Pekerja konstruksi, insinyur, ilmuwan lain juga akan beroleh manfaat. Industri hiburan dan pendidikan pun akan direvolusi dalam cara-cara yang tak terbayangkan.
Tak berlebihan bila kita tandaskan bahwa batas antara manusia, mesin, dan sumber daya lainnya menjadi makin konvergen melalui teknologi informasi dan komunikasi.
Dunia telah dipenuhi imitasi, duplikasi, kode, simbol, dan permainan bebas tanda yang mengambang dan semakin kompleks.
Apa yang selama ini diwacanakan oleh Jean Baudrillard dalam konsepnya tentang hyperreality dan simulacrum alias simulakra menjadi nyata dan operatif dalam keseharian kita.
Hiper-realitas selama ini adalah suatu gagasan bahwa gambar di dalam layar kaca terasa lebih nyata daripada realitas fisik.
Sedangkan, strategi simulakra (simulasi realitas) memungkinkan realitas aktual untuk digeser, bahkan digantikan oleh realitas semu, duplikasi, kedangkalan dan kepura-puraan.
Simulasi, menurut Baudrillard, adalah tahap simulacrum saat ini: semua terdiri dari referensi tanpa referensi; suatu hiper-realitas.
Baca juga: Metaverse Group Beli Real Estat Virtual Seharga Rp 34,6 Miliar
Kita seyogyanya ingat bahwa teknologi apapun wujudnya tidak bebas nilai, tidak netral, merujuk pada perubahan pengalaman manusia yang terjadi akibat penggunaan teknologi.
Teknologi juga membentuk "subjektivitas" dari penggunanya dan "objektivitas" dunianya.
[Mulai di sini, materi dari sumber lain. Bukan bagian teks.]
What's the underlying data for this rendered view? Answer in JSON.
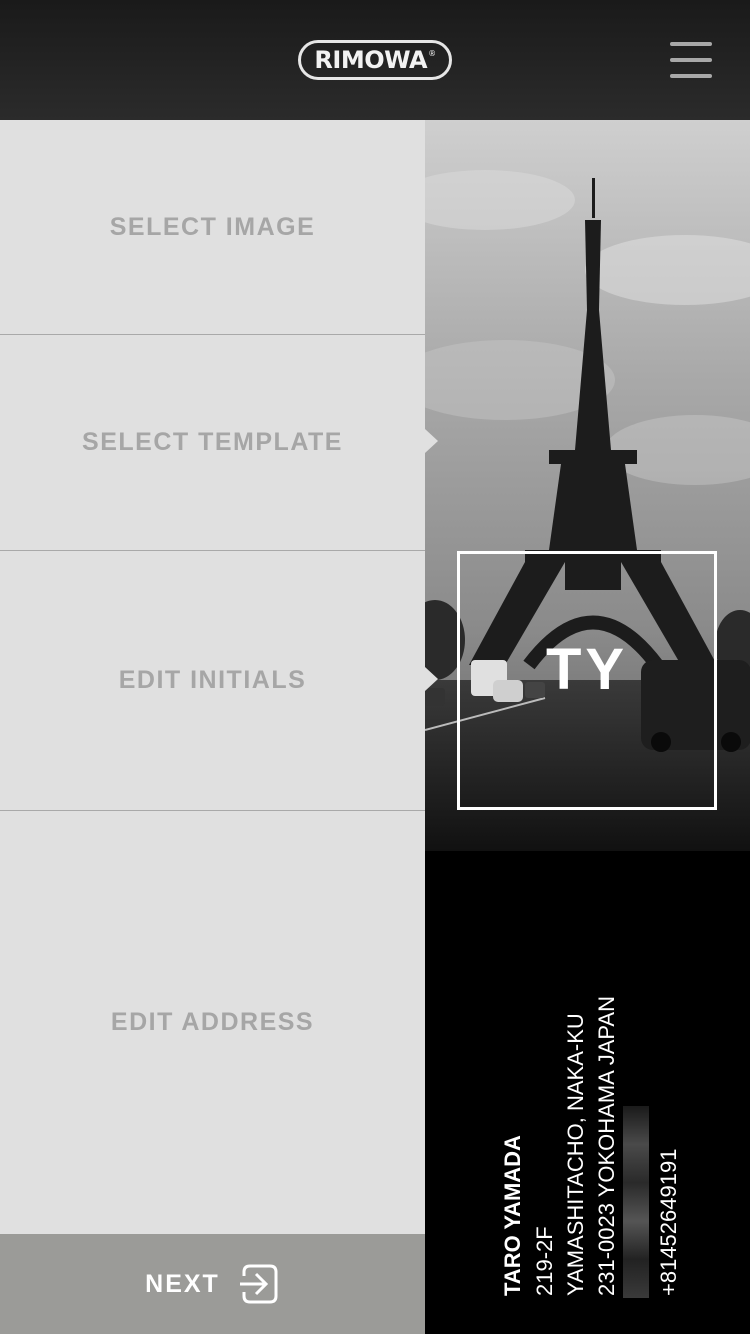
{
  "header": {
    "logo_text": "RIMOWA",
    "logo_mark": "®",
    "menu_icon": "hamburger-menu-icon"
  },
  "steps": [
    {
      "label": "SELECT IMAGE"
    },
    {
      "label": "SELECT TEMPLATE"
    },
    {
      "label": "EDIT INITIALS"
    },
    {
      "label": "EDIT ADDRESS"
    }
  ],
  "next_button": {
    "label": "NEXT",
    "icon": "arrow-right-box-icon"
  },
  "preview": {
    "initials": "TY",
    "address_lines": [
      "TARO YAMADA",
      "219-2F",
      "YAMASHITACHO, NAKA-KU",
      "231-0023 YOKOHAMA JAPAN",
      "+81452649191"
    ]
  },
  "colors": {
    "header_bg": "#222222",
    "panel_bg": "#e0e0e0",
    "step_text": "#a6a6a6",
    "next_bg": "#9b9b98"
  }
}
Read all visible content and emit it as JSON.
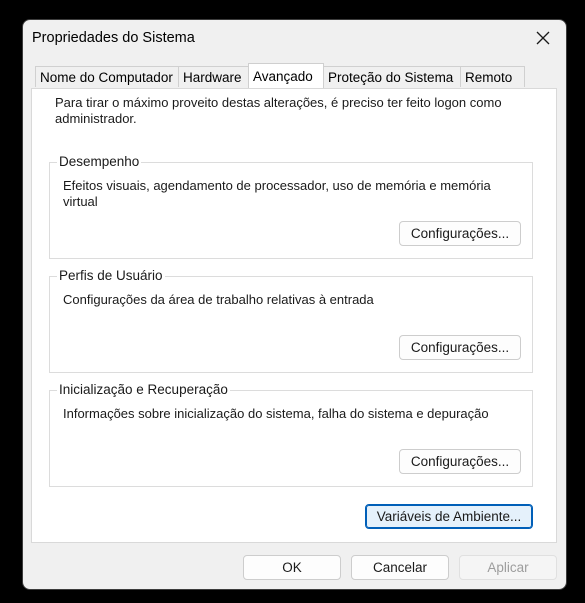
{
  "window": {
    "title": "Propriedades do Sistema"
  },
  "tabs": [
    {
      "label": "Nome do Computador"
    },
    {
      "label": "Hardware"
    },
    {
      "label": "Avançado"
    },
    {
      "label": "Proteção do Sistema"
    },
    {
      "label": "Remoto"
    }
  ],
  "active_tab": "Avançado",
  "intro": "Para tirar o máximo proveito destas alterações, é preciso ter feito logon como administrador.",
  "groups": {
    "performance": {
      "title": "Desempenho",
      "description": "Efeitos visuais, agendamento de processador, uso de memória e memória virtual",
      "button": "Configurações..."
    },
    "profiles": {
      "title": "Perfis de Usuário",
      "description": "Configurações da área de trabalho relativas à entrada",
      "button": "Configurações..."
    },
    "startup": {
      "title": "Inicialização e Recuperação",
      "description": "Informações sobre inicialização do sistema, falha do sistema e depuração",
      "button": "Configurações..."
    }
  },
  "env_button": "Variáveis de Ambiente...",
  "footer": {
    "ok": "OK",
    "cancel": "Cancelar",
    "apply": "Aplicar"
  }
}
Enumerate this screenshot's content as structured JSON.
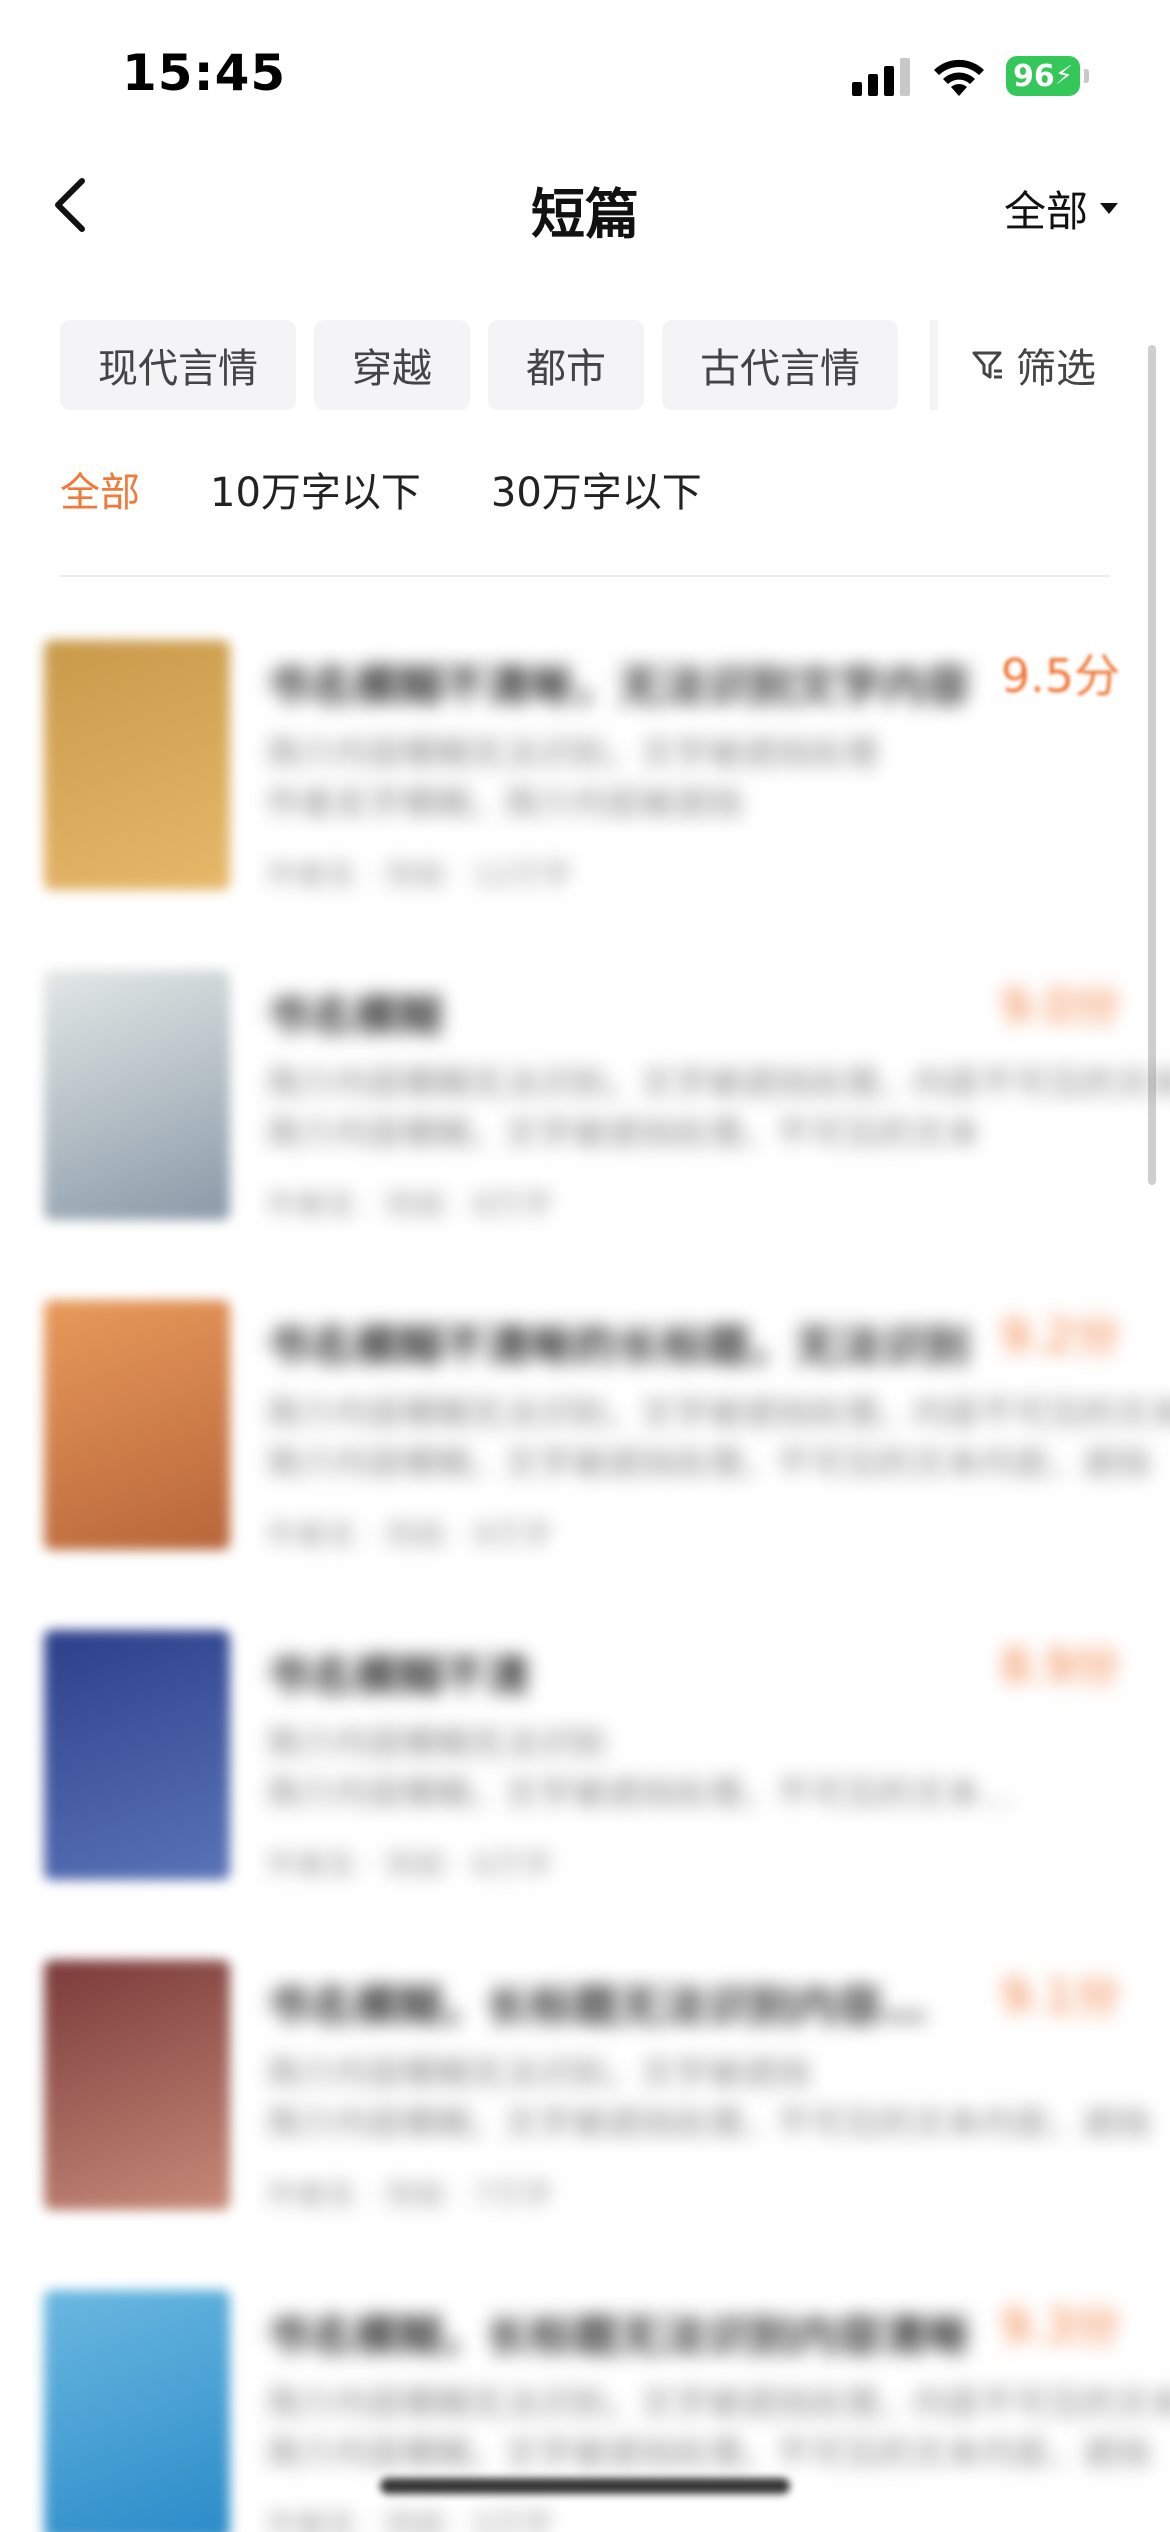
{
  "status_bar": {
    "time": "15:45",
    "battery": "96",
    "battery_color": "#34c759"
  },
  "nav": {
    "title": "短篇",
    "filter_label": "全部",
    "back_icon": "chevron-left-icon"
  },
  "categories": [
    "现代言情",
    "穿越",
    "都市",
    "古代言情"
  ],
  "filter_button": {
    "label": "筛选",
    "icon": "funnel-icon"
  },
  "word_count_tabs": [
    {
      "label": "全部",
      "active": true
    },
    {
      "label": "10万字以下",
      "active": false
    },
    {
      "label": "30万字以下",
      "active": false
    }
  ],
  "accent_color": "#f07a3a",
  "books": [
    {
      "title": "书名模糊不清晰，无法识别文字内容",
      "line1": "简介内容模糊无法识别，文字被遮挡处理",
      "line2": "作者名字模糊，简介内容被遮挡",
      "meta": "作者名 · 完结 · 12万字",
      "score": "9.5分",
      "cover_colors": [
        "#c99a4a",
        "#e8b86a"
      ]
    },
    {
      "title": "书名模糊",
      "line1": "简介内容模糊无法识别，文字被遮挡处理，内容不可见的文本",
      "line2": "简介内容模糊，文字被遮挡处理，不可见的文本",
      "meta": "作者名 · 完结 · 8万字",
      "score": "9.0分",
      "cover_colors": [
        "#e3e8e6",
        "#8a99a8"
      ]
    },
    {
      "title": "书名模糊不清晰的长标题，无法识别",
      "line1": "简介内容模糊无法识别，文字被遮挡处理，内容不可见的文本内容",
      "line2": "简介内容模糊，文字被遮挡处理，不可见的文本内容，遮挡",
      "meta": "作者名 · 完结 · 9万字",
      "score": "9.2分",
      "cover_colors": [
        "#e89a5a",
        "#b8653a"
      ]
    },
    {
      "title": "书名模糊不清",
      "line1": "简介内容模糊无法识别",
      "line2": "简介内容模糊，文字被遮挡处理，不可见的文本…",
      "meta": "作者名 · 完结 · 6万字",
      "score": "8.9分",
      "cover_colors": [
        "#2c3f8a",
        "#5a74b8"
      ]
    },
    {
      "title": "书名模糊，长标题无法识别内容…",
      "line1": "简介内容模糊无法识别，文字被遮挡",
      "line2": "简介内容模糊，文字被遮挡处理，不可见的文本内容，遮挡",
      "meta": "作者名 · 完结 · 7万字",
      "score": "9.1分",
      "cover_colors": [
        "#7a3a3a",
        "#c78a78"
      ]
    },
    {
      "title": "书名模糊，长标题无法识别内容清晰",
      "line1": "简介内容模糊无法识别，文字被遮挡处理，内容不可见的文本",
      "line2": "简介内容模糊，文字被遮挡处理，不可见的文本内容，遮挡",
      "meta": "作者名 · 完结 · 5万字",
      "score": "9.3分",
      "cover_colors": [
        "#6ab8e0",
        "#2a8ac8"
      ]
    }
  ]
}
Dapat diambil contoh kecil tatkala ultra sonografi membentuk pengalaman dan ekspektasi ibu yang sedang hamil terhadap kondisi kandungannya.
Tak berlebihan apa yang pernah dipaparkan filsuf Don Ihde bahwa penggunaan teknologi mengubah persepsi manusia mengenai ruang dan waktu. Demikian halnya dengan jagad realitas virtual.
Virtual sering didefinisikan sebagai sesuatu yang berlawanan dengan kenyataan. Ideal menjadi kata kunci di sini. Virtual adalah ideal, kualitatif, dan bersifat normatif dalam hubungannya dengan eksistensi manusia yang bersifat aktual.
Akan tetapi virtual sendiri adalah tidak aktual. Pada dasarnya virtual sering dimaksudkan untuk menandai suatu ketiadaan, sesuatu yang tidak nyata, atau non-eksistensial.
Virtual adalah ketiadaan atau kelebihan dan kekurangan yang tidak bisa dipresentasikan secara faktual konkret.
Dalam pengertian Lacan, virtual bukanlah bentuk nyata. Virtual adalah aktualitas yang tidak dapat direpresentasikan sebagai sebuah ketidak-hadiran penuh.
Di samping itu virtualitas juga menawarkan dirinya sebagai ruang yang terdeteritorialisasi untuk melarikan diri dari norma-norma ataupun batasan-batasan realitas sosial yang timbul dikarenakan ko-eksistensi bersama individu lain.